Just for your information, from the practicable side, I can't hear very well at all anymore, the worst, like most older people, are the high pitched sounds like bells, whistles, telephones, and some women's voices.  Hearing aids are better now, the system I have is not only hearing aids but a device that hangs around my neck connected by bluetooth, the device has a series of buttons to answer the phone in my pocket and three different settings for different voices and sounds along with volume controls for each setting, I cannot hear smoke alarms at all since their pitch is so high, plus we don't wear hearing aids when we are in bed anyway.  If the batteries go dead in the smokes my wife has to tell me to change them since I can stand right under them and not hear the chirping on any of my settings.  

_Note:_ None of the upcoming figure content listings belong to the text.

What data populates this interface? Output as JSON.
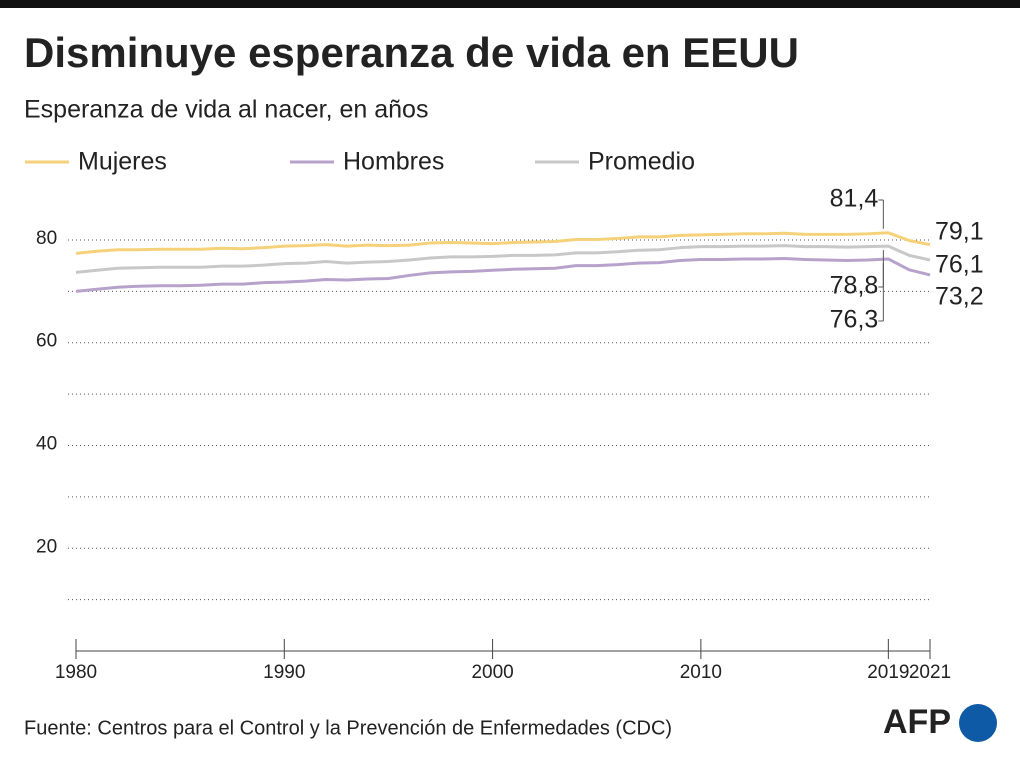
{
  "chart_data": {
    "type": "line",
    "title": "Disminuye esperanza de vida en EEUU",
    "subtitle": "Esperanza de vida al nacer, en años",
    "source": "Fuente: Centros para el Control y la Prevención de Enfermedades (CDC)",
    "logo": "AFP",
    "x": [
      1980,
      1981,
      1982,
      1983,
      1984,
      1985,
      1986,
      1987,
      1988,
      1989,
      1990,
      1991,
      1992,
      1993,
      1994,
      1995,
      1996,
      1997,
      1998,
      1999,
      2000,
      2001,
      2002,
      2003,
      2004,
      2005,
      2006,
      2007,
      2008,
      2009,
      2010,
      2011,
      2012,
      2013,
      2014,
      2015,
      2016,
      2017,
      2018,
      2019,
      2020,
      2021
    ],
    "series": [
      {
        "name": "Mujeres",
        "color": "#f5d27a",
        "values": [
          77.4,
          77.8,
          78.1,
          78.1,
          78.2,
          78.2,
          78.2,
          78.4,
          78.3,
          78.5,
          78.8,
          78.9,
          79.1,
          78.8,
          79.0,
          78.9,
          79.0,
          79.4,
          79.5,
          79.4,
          79.3,
          79.5,
          79.6,
          79.7,
          80.1,
          80.1,
          80.3,
          80.6,
          80.6,
          80.9,
          81.0,
          81.1,
          81.2,
          81.2,
          81.3,
          81.1,
          81.1,
          81.1,
          81.2,
          81.4,
          79.9,
          79.1
        ],
        "value_labels": [
          null,
          null,
          null,
          null,
          null,
          null,
          null,
          null,
          null,
          null,
          null,
          null,
          null,
          null,
          null,
          null,
          null,
          null,
          null,
          null,
          null,
          null,
          null,
          null,
          null,
          null,
          null,
          null,
          null,
          null,
          null,
          null,
          null,
          null,
          null,
          null,
          null,
          null,
          null,
          "81,4",
          null,
          "79,1"
        ]
      },
      {
        "name": "Hombres",
        "color": "#b8a2cc",
        "values": [
          70.0,
          70.4,
          70.8,
          71.0,
          71.1,
          71.1,
          71.2,
          71.4,
          71.4,
          71.7,
          71.8,
          72.0,
          72.3,
          72.2,
          72.4,
          72.5,
          73.1,
          73.6,
          73.8,
          73.9,
          74.1,
          74.3,
          74.4,
          74.5,
          75.0,
          75.0,
          75.2,
          75.5,
          75.6,
          76.0,
          76.2,
          76.2,
          76.3,
          76.3,
          76.4,
          76.2,
          76.1,
          76.0,
          76.1,
          76.3,
          74.2,
          73.2
        ],
        "value_labels": [
          null,
          null,
          null,
          null,
          null,
          null,
          null,
          null,
          null,
          null,
          null,
          null,
          null,
          null,
          null,
          null,
          null,
          null,
          null,
          null,
          null,
          null,
          null,
          null,
          null,
          null,
          null,
          null,
          null,
          null,
          null,
          null,
          null,
          null,
          null,
          null,
          null,
          null,
          null,
          "76,3",
          null,
          "73,2"
        ]
      },
      {
        "name": "Promedio",
        "color": "#c8c8c8",
        "values": [
          73.7,
          74.1,
          74.5,
          74.6,
          74.7,
          74.7,
          74.7,
          74.9,
          74.9,
          75.1,
          75.4,
          75.5,
          75.8,
          75.5,
          75.7,
          75.8,
          76.1,
          76.5,
          76.7,
          76.7,
          76.8,
          77.0,
          77.0,
          77.1,
          77.5,
          77.5,
          77.7,
          78.0,
          78.1,
          78.5,
          78.7,
          78.7,
          78.8,
          78.8,
          78.9,
          78.7,
          78.7,
          78.6,
          78.7,
          78.8,
          77.0,
          76.1
        ],
        "value_labels": [
          null,
          null,
          null,
          null,
          null,
          null,
          null,
          null,
          null,
          null,
          null,
          null,
          null,
          null,
          null,
          null,
          null,
          null,
          null,
          null,
          null,
          null,
          null,
          null,
          null,
          null,
          null,
          null,
          null,
          null,
          null,
          null,
          null,
          null,
          null,
          null,
          null,
          null,
          null,
          "78,8",
          null,
          "76,1"
        ]
      }
    ],
    "xlim": [
      1980,
      2021
    ],
    "xticks": [
      1980,
      1990,
      2000,
      2010,
      2019,
      2021
    ],
    "ylim": [
      0,
      90
    ],
    "yticks": [
      20,
      40,
      60,
      80
    ],
    "yticks_minor": [
      10,
      30,
      50,
      70
    ],
    "grid": true
  }
}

One of the most difficult things is the counters of government agencies, plan checkers and others tend to mumble while they are talking, we learn over time to read lips in combination with hearing what we can hear, I always tell them I can't hear and to please speak up and look at me when they speak, they all do it but within a few minutes they are back to looking down at the plans and mumbling again.  Years of Skilsaws whining and for years I had a trailer mounted 5 hp DeWalt Radial saw running 8 hours per day right near my job trailer did me in, along with some open cockpit aerobatic flying.  It's God's way of protecting us from wives nagging.


----------



## Yikes (Jul 22, 2016)

By the way, Francis, you reminded me: many apartments have main lobby or gate entrance security systems that include a card reader and a keypad so that guests can call up to the unit to get "buzzed in".  ADA and CBC require the keypad units to also have a TTY jack, but VERY FEW of the manufacturers provide a TTY jack.  A couple of years ago I called up one of the biggest manufacturers and asked why they didn't have TTY jack to meet ADA.  They told me ADA did not require it. 
I showed them 2010 ADA 809.5.6.
They called me back and said they could not modify their existing circuit boards and they did not plan a refresh on their design for another 3 years.  Basically, they acknowledged that they did not comply with ADA, and they weren't in any rush to do so, and they were just going to keep selling the non-compliant units.
Buyer beware.


----------